Frequently Asked Questions

Common clinical questions about ACEPHEN vs BENICAR, answered by our medical review team.

1. What is the main difference between ACEPHEN and BENICAR?

ACEPHEN is a Non-Opioid Analgesic that works by ACEPHEN (acetaminophen) is a para-aminophenol derivative with analgesic and antipyretic activity. Its mechanism involves inhibition of cyclooxygenase (COX) enzymes in the central nervous system, particularly COX-2, reducing prostaglandin synthesis. It has weak peripheral COX inhibition and minimal anti-inflammatory effect.. BENICAR is a Angiotensin II Receptor Blocker that works by Olmesartan medoxomil is a prodrug that is hydrolyzed to olmesartan, a selective angiotensin II receptor type 1 (AT1) antagonist. It blocks the vasoconstrictor and aldosterone-secreting effects of angiotensin II, reducing blood pressure.. They differ in pharmacokinetic profiles, FDA-approved indications, and side effect profiles.

2. Which is stronger: ACEPHEN or BENICAR?

Potency comparisons between ACEPHEN and BENICAR depend on the specific clinical indication. These are agents from distinct pharmacological classes and are not directly interchangeable by dose.

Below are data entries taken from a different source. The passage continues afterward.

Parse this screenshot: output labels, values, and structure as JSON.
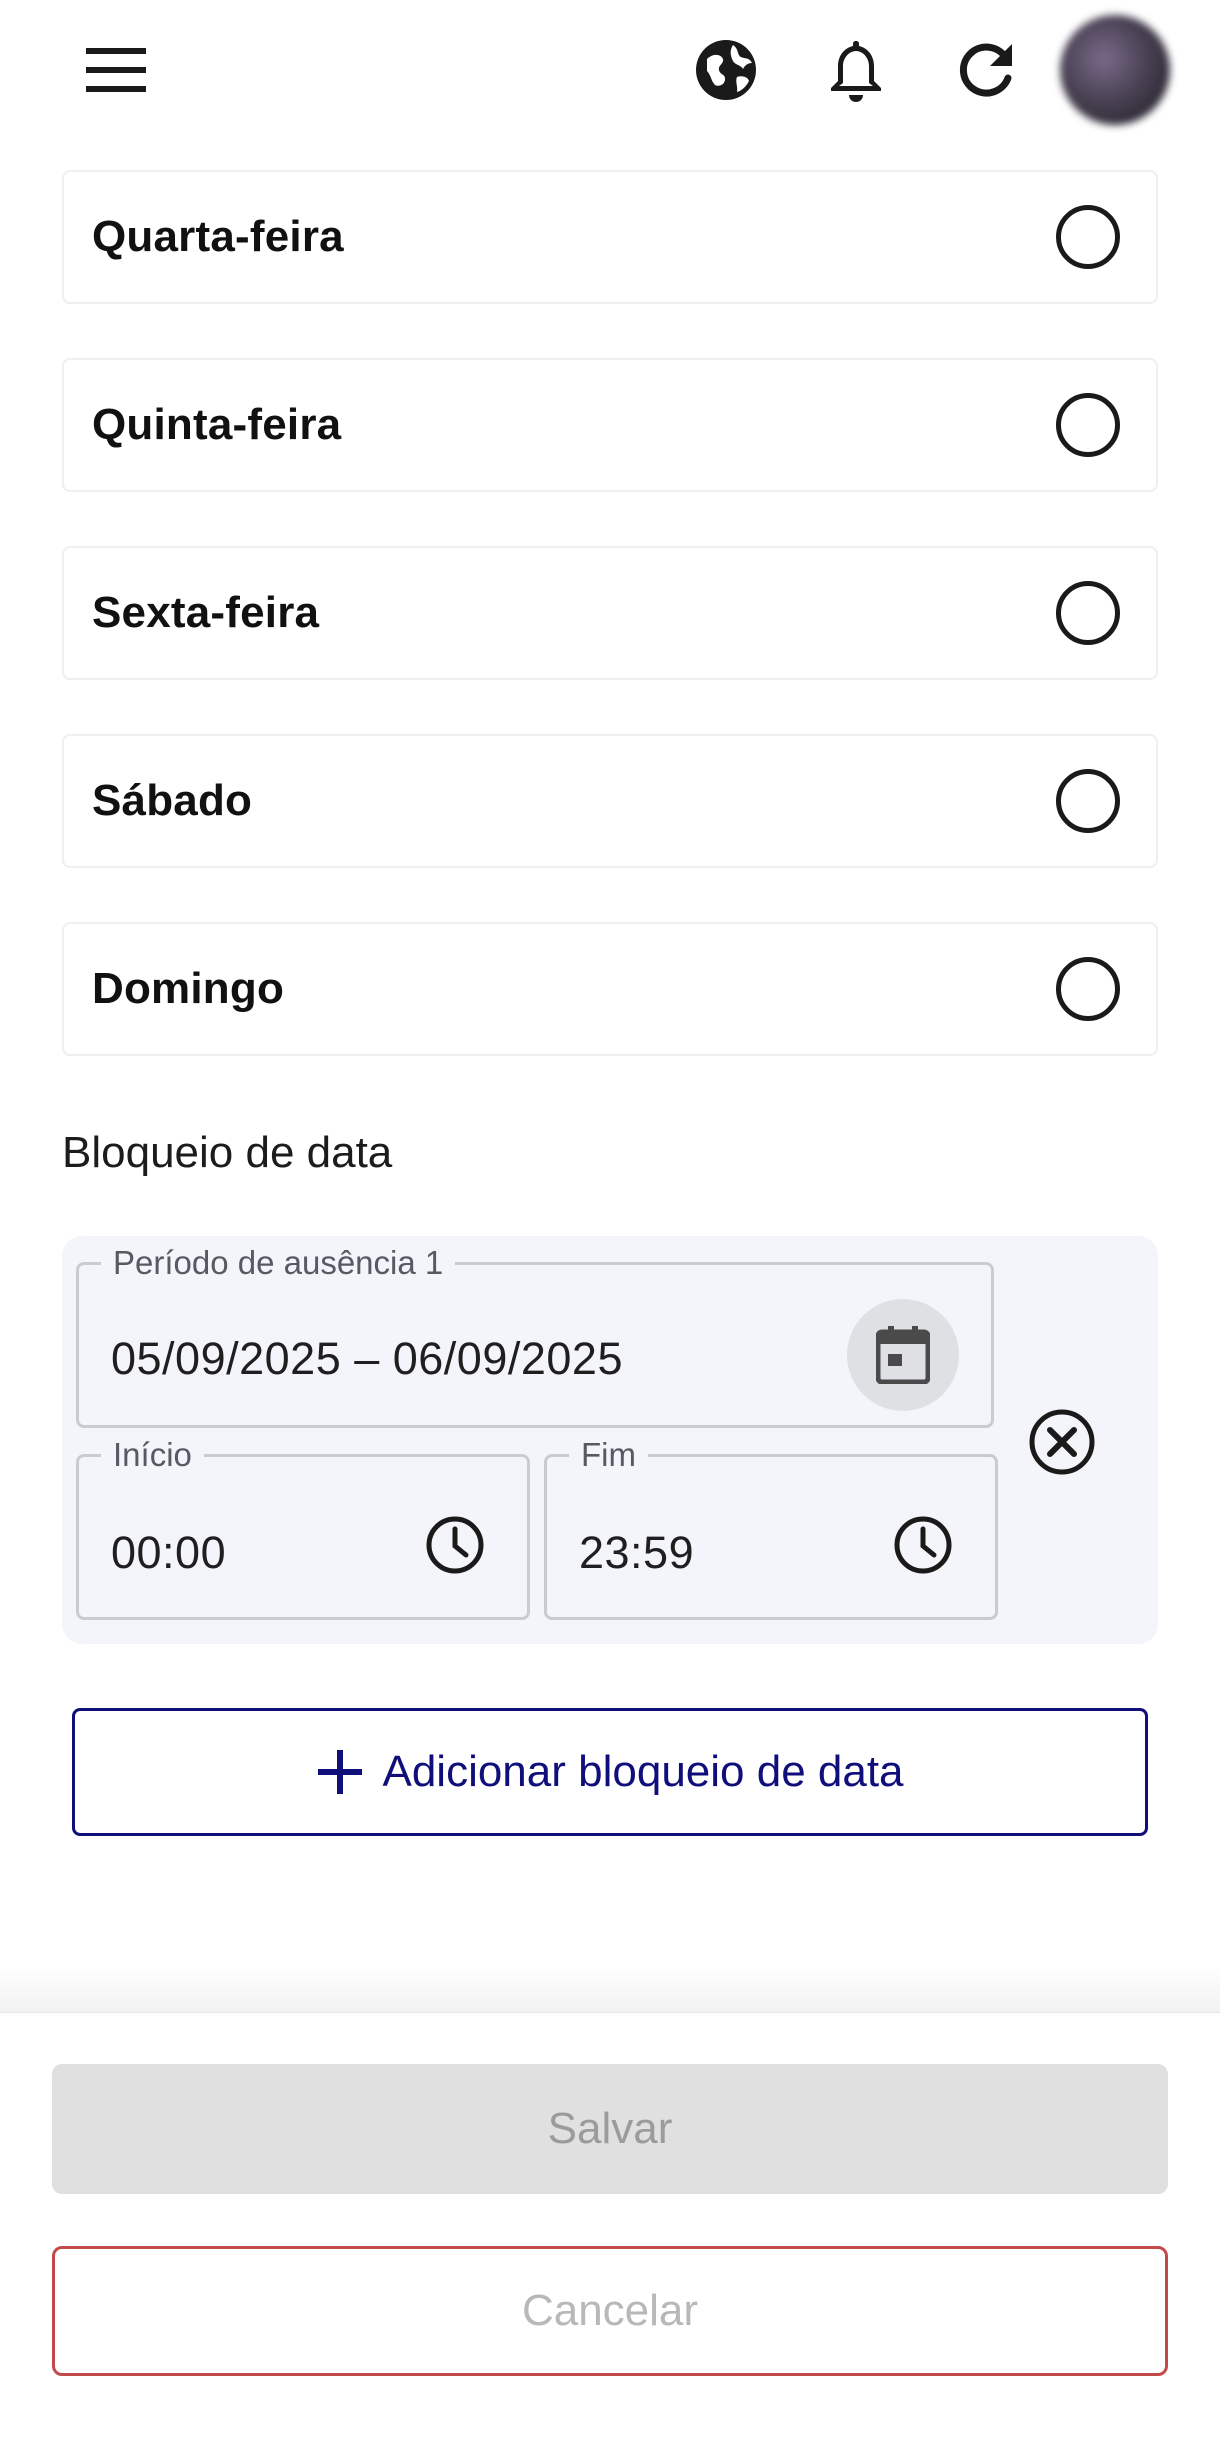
{
  "header": {
    "icons": [
      "menu-icon",
      "globe-icon",
      "bell-icon",
      "refresh-icon",
      "avatar"
    ]
  },
  "days": [
    {
      "label": "Quarta-feira",
      "selected": false
    },
    {
      "label": "Quinta-feira",
      "selected": false
    },
    {
      "label": "Sexta-feira",
      "selected": false
    },
    {
      "label": "Sábado",
      "selected": false
    },
    {
      "label": "Domingo",
      "selected": false
    }
  ],
  "date_block": {
    "title": "Bloqueio de data",
    "period": {
      "label": "Período de ausência 1",
      "value": "05/09/2025 – 06/09/2025"
    },
    "start": {
      "label": "Início",
      "value": "00:00"
    },
    "end": {
      "label": "Fim",
      "value": "23:59"
    },
    "add_label": "Adicionar bloqueio de data"
  },
  "actions": {
    "save_label": "Salvar",
    "cancel_label": "Cancelar"
  },
  "colors": {
    "accent": "#0f0e7a",
    "cancel_border": "#c24a4a",
    "panel_bg": "#f4f5fb",
    "disabled_bg": "#e0e0e0"
  }
}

A physician or clinical pharmacist should guide any therapeutic switching decisions.

3. What is the standard dosing for ACEPHEN vs BENICAR?

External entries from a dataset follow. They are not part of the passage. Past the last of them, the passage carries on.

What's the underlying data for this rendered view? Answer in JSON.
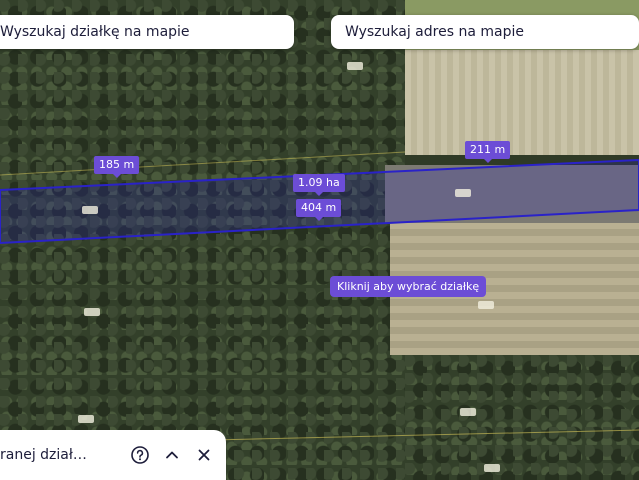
{
  "search": {
    "parcel_placeholder": "Wyszukaj działkę na mapie",
    "address_placeholder": "Wyszukaj adres na mapie"
  },
  "measurements": {
    "left_segment": "185 m",
    "right_segment": "211 m",
    "area": "1.09 ha",
    "bottom_segment": "404 m"
  },
  "hint": "Kliknij aby wybrać działkę",
  "bottom_panel": {
    "text": "ranej dział…",
    "help_icon": "help-circle-icon",
    "collapse_icon": "chevron-up-icon",
    "close_icon": "close-icon"
  },
  "colors": {
    "accent": "#6c4dd6",
    "parcel_outline": "#2a22c8"
  }
}
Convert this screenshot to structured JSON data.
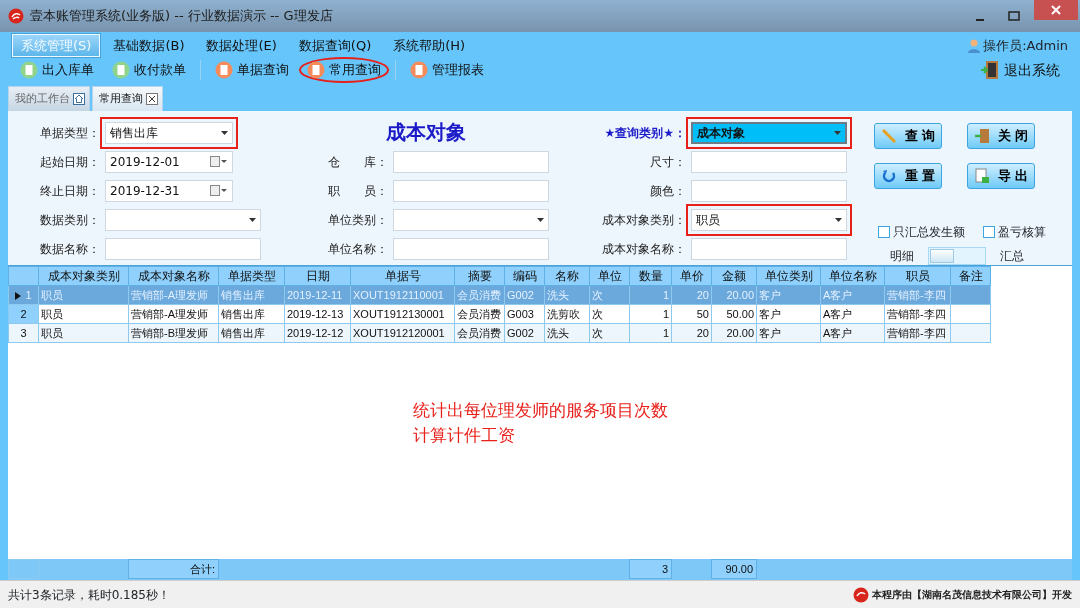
{
  "window": {
    "title": "壹本账管理系统(业务版) -- 行业数据演示 -- G理发店"
  },
  "menu": [
    {
      "label": "系统管理(S)",
      "selected": true
    },
    {
      "label": "基础数据(B)",
      "selected": false
    },
    {
      "label": "数据处理(E)",
      "selected": false
    },
    {
      "label": "数据查询(Q)",
      "selected": false
    },
    {
      "label": "系统帮助(H)",
      "selected": false
    }
  ],
  "operator": "操作员:Admin",
  "toolbar": [
    {
      "label": "出入库单",
      "circled": false
    },
    {
      "label": "收付款单",
      "circled": false
    },
    {
      "label": "单据查询",
      "circled": false
    },
    {
      "label": "常用查询",
      "circled": true
    },
    {
      "label": "管理报表",
      "circled": false
    }
  ],
  "exit_button": "退出系统",
  "tabs": [
    {
      "label": "我的工作台",
      "selected": false
    },
    {
      "label": "常用查询",
      "selected": true
    }
  ],
  "form": {
    "title": "成本对象",
    "columns": [
      {
        "fields": [
          {
            "label": "单据类型：",
            "kind": "select",
            "value": "销售出库",
            "highlighted": true
          },
          {
            "label": "起始日期：",
            "kind": "date",
            "value": "2019-12-01",
            "highlighted": false
          },
          {
            "label": "终止日期：",
            "kind": "date",
            "value": "2019-12-31",
            "highlighted": false
          },
          {
            "label": "数据类别：",
            "kind": "select",
            "highlighted": false
          },
          {
            "label": "数据名称：",
            "kind": "text",
            "highlighted": false
          }
        ]
      },
      {
        "fields": [
          {
            "label": "仓　　库：",
            "kind": "text",
            "highlighted": false
          },
          {
            "label": "职　　员：",
            "kind": "text",
            "highlighted": false
          },
          {
            "label": "单位类别：",
            "kind": "select",
            "highlighted": false
          },
          {
            "label": "单位名称：",
            "kind": "text",
            "highlighted": false
          }
        ]
      },
      {
        "fields": [
          {
            "label": "★查询类别★：",
            "kind": "primary-select",
            "value": "成本对象",
            "highlighted": true
          },
          {
            "label": "尺寸：",
            "kind": "text",
            "highlighted": false
          },
          {
            "label": "颜色：",
            "kind": "text",
            "highlighted": false
          },
          {
            "label": "成本对象类别：",
            "kind": "select",
            "value": "职员",
            "highlighted": true
          },
          {
            "label": "成本对象名称：",
            "kind": "text",
            "highlighted": false
          }
        ]
      }
    ]
  },
  "buttons": [
    {
      "label": "查 询",
      "kind": "query"
    },
    {
      "label": "关 闭",
      "kind": "close"
    },
    {
      "label": "重 置",
      "kind": "reset"
    },
    {
      "label": "导 出",
      "kind": "export"
    }
  ],
  "checkboxes": [
    {
      "label": "只汇总发生额",
      "checked": false
    },
    {
      "label": "盈亏核算",
      "checked": false
    }
  ],
  "view_switch": {
    "left_label": "明细",
    "right_label": "汇总",
    "on": false
  },
  "table": {
    "columns": [
      {
        "label": "成本对象类别",
        "kind": "text"
      },
      {
        "label": "成本对象名称",
        "kind": "text",
        "total": "合计:"
      },
      {
        "label": "单据类型",
        "kind": "text"
      },
      {
        "label": "日期",
        "kind": "text"
      },
      {
        "label": "单据号",
        "kind": "text"
      },
      {
        "label": "摘要",
        "kind": "text"
      },
      {
        "label": "编码",
        "kind": "text"
      },
      {
        "label": "名称",
        "kind": "text"
      },
      {
        "label": "单位",
        "kind": "text"
      },
      {
        "label": "数量",
        "kind": "number",
        "total": "3"
      },
      {
        "label": "单价",
        "kind": "number"
      },
      {
        "label": "金额",
        "kind": "number",
        "total": "90.00"
      },
      {
        "label": "单位类别",
        "kind": "text"
      },
      {
        "label": "单位名称",
        "kind": "text"
      },
      {
        "label": "职员",
        "kind": "text"
      },
      {
        "label": "备注",
        "kind": "text"
      }
    ],
    "rows": [
      {
        "number": "1",
        "selected": true,
        "cells": [
          "职员",
          "营销部-A理发师",
          "销售出库",
          "2019-12-11",
          "XOUT1912110001",
          "会员消费",
          "G002",
          "洗头",
          "次",
          "1",
          "20",
          "20.00",
          "客户",
          "A客户",
          "营销部-李四",
          ""
        ]
      },
      {
        "number": "2",
        "selected": false,
        "cells": [
          "职员",
          "营销部-A理发师",
          "销售出库",
          "2019-12-13",
          "XOUT1912130001",
          "会员消费",
          "G003",
          "洗剪吹",
          "次",
          "1",
          "50",
          "50.00",
          "客户",
          "A客户",
          "营销部-李四",
          ""
        ]
      },
      {
        "number": "3",
        "selected": false,
        "cells": [
          "职员",
          "营销部-B理发师",
          "销售出库",
          "2019-12-12",
          "XOUT1912120001",
          "会员消费",
          "G002",
          "洗头",
          "次",
          "1",
          "20",
          "20.00",
          "客户",
          "A客户",
          "营销部-李四",
          ""
        ]
      }
    ]
  },
  "annotation": [
    "统计出每位理发师的服务项目次数",
    "计算计件工资"
  ],
  "status": {
    "message": "共计3条记录，耗时0.185秒！",
    "credit": "本程序由【湖南名茂信息技术有限公司】开发"
  }
}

The standard adult dose of ACEPHEN is: 325-650 mg orally every 4-6 hours as needed; maximum 4 g/day.. The standard adult dose of BENICAR is: Initial: 20 mg orally once daily; titrate to 40 mg once daily. Maximum 40 mg/day.. Dosing should always be individualized based on indication, renal and hepatic function, age, and other patient factors.

4. Can you take ACEPHEN and BENICAR together?

No direct drug-drug interaction has been formally documented between ACEPHEN and BENICAR in current clinical databases. However, individual patient risk factors including other medications, organ function, and comorbidities should always be evaluated by a qualified healthcare provider.

5. Are ACEPHEN and BENICAR safe during pregnancy?

The maternal-fetal safety profiles differ. ACEPHEN is classified as Category C. Pregnancy Category C. First trimester: potential risk of neural tube defects and orofacial clefts (limited human data, animal studies show embryotoxicity). Second and third trimest. BENICAR is classified as Category C. Pregnancy Category C (first trimester) and D (second and third trimesters). Exposure during the first trimester is associated with a potential risk of teratogenicity, though data a. Always consult a maternal-fetal medicine specialist before taking either drug during pregnancy or lactation.